A generation at a crossroads, I get it. When I started this work along the Connecticut Shoreline, we were in rosy times, at least for suburbanites in the 2000s, prior to the Great Recession. 
A couple years prior, I started Career Counseling Connecticut
I did so because many of the young men and women that I knew from Guilford, Madison, Old Lyme, Essex, Old Saybrook and East Lyme had found themselves in mismatched careers.
The Great Recession and the 2010s added a layer of financial insecurity that increased my work to those of all ages.  Still, my main focus was on those in their early twenties.
Now I urge parents to consider the high school to college transition (investment) to be the high school to college to career transition (investment).
Today’s parents of college-bound teens and young adults find themselves navigating a radically different world from the one that was merely twenty years ago.
The New Economic Normal
Parents are also contending with inflation, market volatility, and recession fears, making the financial commitment to higher education even more stressful. Meanwhile, the job market is in flux. Traditional career paths are giving way to the gig economy, hybrid work models, and automation — all of which demand adaptability, not just a diploma.

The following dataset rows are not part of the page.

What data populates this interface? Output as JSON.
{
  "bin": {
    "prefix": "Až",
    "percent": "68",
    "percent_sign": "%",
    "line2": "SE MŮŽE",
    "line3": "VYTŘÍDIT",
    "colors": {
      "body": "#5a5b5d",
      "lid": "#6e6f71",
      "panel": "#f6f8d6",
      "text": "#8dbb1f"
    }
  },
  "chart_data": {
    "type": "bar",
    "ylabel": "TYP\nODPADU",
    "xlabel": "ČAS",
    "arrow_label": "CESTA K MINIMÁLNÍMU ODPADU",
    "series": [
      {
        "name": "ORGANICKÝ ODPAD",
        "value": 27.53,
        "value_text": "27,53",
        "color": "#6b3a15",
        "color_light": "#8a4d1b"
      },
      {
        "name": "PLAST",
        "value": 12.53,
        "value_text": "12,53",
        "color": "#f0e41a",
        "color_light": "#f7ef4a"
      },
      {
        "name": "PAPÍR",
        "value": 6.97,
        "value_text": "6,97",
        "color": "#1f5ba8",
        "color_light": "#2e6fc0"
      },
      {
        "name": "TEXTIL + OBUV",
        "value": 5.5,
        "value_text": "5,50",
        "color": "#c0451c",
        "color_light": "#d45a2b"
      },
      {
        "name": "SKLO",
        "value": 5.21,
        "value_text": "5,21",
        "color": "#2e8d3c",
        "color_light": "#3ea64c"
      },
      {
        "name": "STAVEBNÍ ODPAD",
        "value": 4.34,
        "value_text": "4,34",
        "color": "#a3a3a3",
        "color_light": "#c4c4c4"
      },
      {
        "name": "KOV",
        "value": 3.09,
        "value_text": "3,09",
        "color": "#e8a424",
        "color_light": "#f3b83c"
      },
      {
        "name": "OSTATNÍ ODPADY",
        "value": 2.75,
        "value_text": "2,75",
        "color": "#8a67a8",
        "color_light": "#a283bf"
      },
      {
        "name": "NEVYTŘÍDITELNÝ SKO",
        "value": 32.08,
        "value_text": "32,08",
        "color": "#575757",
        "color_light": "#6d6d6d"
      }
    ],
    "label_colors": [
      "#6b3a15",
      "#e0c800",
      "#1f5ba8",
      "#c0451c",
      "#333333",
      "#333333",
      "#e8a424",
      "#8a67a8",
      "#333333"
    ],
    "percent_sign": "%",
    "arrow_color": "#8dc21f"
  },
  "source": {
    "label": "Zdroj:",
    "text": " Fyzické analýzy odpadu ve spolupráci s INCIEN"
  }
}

In such an environment, relying on outdated assumptions about college and career is not just unwise — it can be costly. Families need modern strategies tailored to real-world economics, not generalized advice.
My work often begins with students in early high school. Ensuring that students develop excellent “work character”, as well as good grades, and then helping parents with the increasingly confusing path to post-high school, which had almost always been college as a default.
My continued work relates to ensuring that students transition from college to career effectively.
Start early.  You and your children will not regret it.